I did not set out to fine-tune anything. I had a pile of supplier emails, all roughly the same shape, and I wanted three fields out of each one: order reference, delivery date, total. A regex got me most of the way and then died a slow death against every supplier who formatted things their own special way.
Prompting a general model worked, but it was overkill and the results drifted. So I fine-tuned a small one to do exactly this, and nothing else.
The dataset is the work
This is the part nobody tells you cleanly: the model is almost an afterthought, the dataset is the job. I spent one evening writing training code and three evenings building examples. I hand-labelled about 400 emails into a plain JSONL file, input on one side, the exact JSON I wanted on the other.
{"input": "Subject: Order AB-2231 confirmed...", "output": "{\"ref\":\"AB-2231\",\"date\":\"2026-06-01\",\"total\":\"148.50\"}"}
Four hundred felt small. It was enough. The task is narrow, the variety is low, and the model only has to learn one mapping rather than the whole of human language.
The labelling itself taught me where my data was messy.
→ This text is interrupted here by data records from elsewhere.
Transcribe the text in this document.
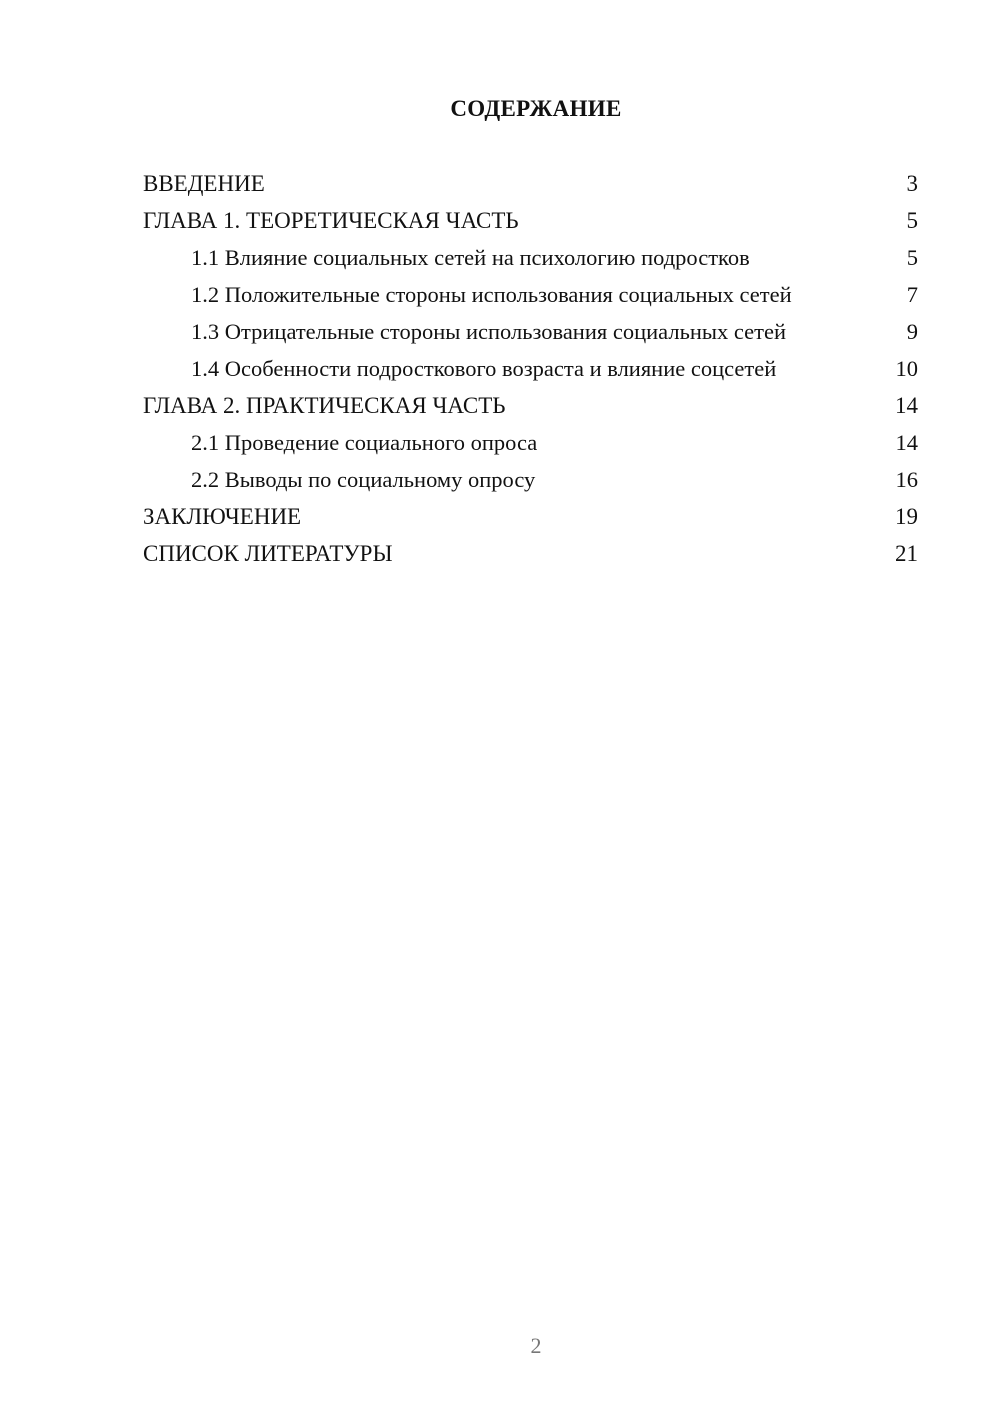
СОДЕРЖАНИЕ
ВВЕДЕНИЕ	3
ГЛАВА 1. ТЕОРЕТИЧЕСКАЯ ЧАСТЬ	5
1.1 Влияние социальных сетей на психологию подростков	5
1.2 Положительные стороны использования социальных сетей	7
1.3 Отрицательные стороны использования социальных сетей	9
1.4 Особенности подросткового возраста и влияние соцсетей	10
ГЛАВА 2. ПРАКТИЧЕСКАЯ ЧАСТЬ	14
2.1 Проведение социального опроса	14
2.2 Выводы по социальному опросу	16
ЗАКЛЮЧЕНИЕ	19
СПИСОК ЛИТЕРАТУРЫ	21
2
A surprising number of those emails had two order references because of part-shipments, and a handful quoted the total in a currency I had not accounted for. None of that was visible until I sat there reading examples one by one. By the time I finished the dataset I understood the problem far better than I had when I started, which is the quiet bonus nobody mentions: curating training data is also the most thorough audit of your inputs you will ever do.
LoRA, on a single card
I used a LoRA rather than a full fine-tune, which meant I only trained a small set of adapter weights and left the base model frozen. That is the difference between "fits on my one GPU in an evening" and "rent a cluster". I took a small instruct base, a few hundred examples, three epochs, and the whole run finished in under twenty minutes on the 12GB card.
The result was a model that does the one boring task better than my regex and more reliably than the general prompt. It extracts the three fields, returns clean JSON, and when it sees a supplier format it has never met it usually still gets it right, which the regex never managed.
What I would tell past me
Do not fine-tune to make a model cleverer. Fine-tune to make it consistent at something specific. The wins came from narrowing the task and curating the examples, not from any heroics with hyperparameters. I touched the learning rate once, shrugged, and left it.
The unglamorous version of machine learning is the useful one. A small model, a small dataset, one dull job done well, and a regex I was finally allowed to delete.